Objectives Physical health and, in particular, frailty may be associated with psychological factors among older adults. We aimed to investigate the relationships between aspects of psychological distress and progression of frailty over time among older adults.
Methods We used a longitudinal observational study design with 624 participants aged over 60 years (mean age=72.75, s.d.=7.21, 68% female) completing a baseline comprehensive biopsychosocial geriatric assessment, and 447 returning for a follow-up assessment 2 years later. Aspects of psychological distress, physical health, and frailty were analysed for the purposes of this study.
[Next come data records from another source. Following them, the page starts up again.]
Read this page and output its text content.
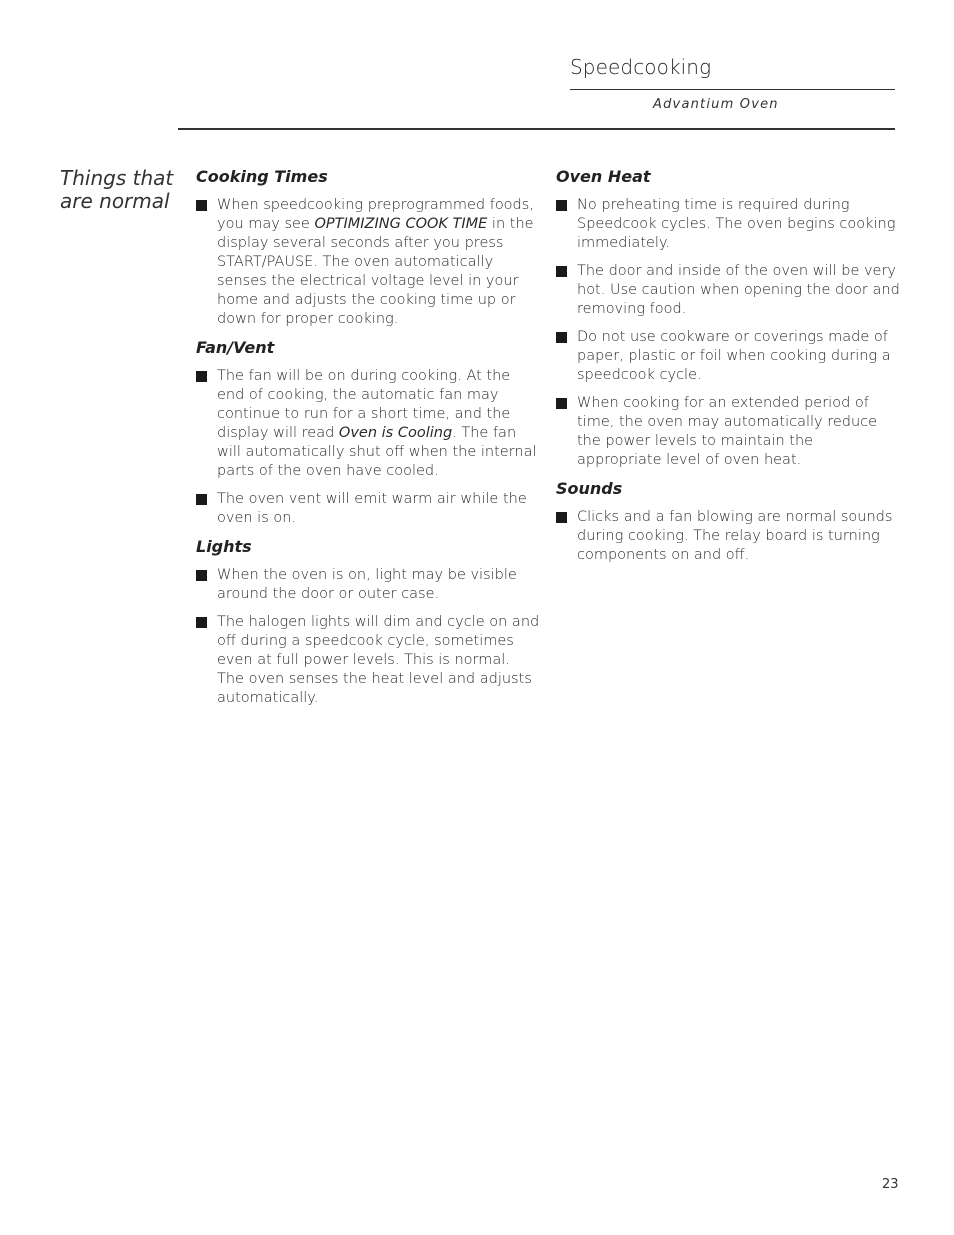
Speedcooking
Advantium Oven
Things that
are normal
Cooking Times
When speedcooking preprogrammed foods, you may see OPTIMIZING COOK TIME in the display several seconds after you press START/PAUSE. The oven automatically senses the electrical voltage level in your home and adjusts the cooking time up or down for proper cooking.
Fan/Vent
The fan will be on during cooking. At the end of cooking, the automatic fan may continue to run for a short time, and the display will read Oven is Cooling. The fan will automatically shut off when the internal parts of the oven have cooled.
The oven vent will emit warm air while the oven is on.
Lights
When the oven is on, light may be visible around the door or outer case.
The halogen lights will dim and cycle on and off during a speedcook cycle, sometimes even at full power levels. This is normal. The oven senses the heat level and adjusts automatically.
Oven Heat
No preheating time is required during Speedcook cycles. The oven begins cooking immediately.
The door and inside of the oven will be very hot. Use caution when opening the door and removing food.
Do not use cookware or coverings made of paper, plastic or foil when cooking during a speedcook cycle.
When cooking for an extended period of time, the oven may automatically reduce the power levels to maintain the appropriate level of oven heat.
Sounds
Clicks and a fan blowing are normal sounds during cooking. The relay board is turning components on and off.
23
We employed a series of logistic regression analyses to determine psychological predictors of changing states of aspects of frailty over time.
Results With individual components of frailty, neuroticism and age predicted negative transitions of exhaustion and grip strength, respectively, whereas age alone was a predictor of transitions in overall frailty scores based on four components.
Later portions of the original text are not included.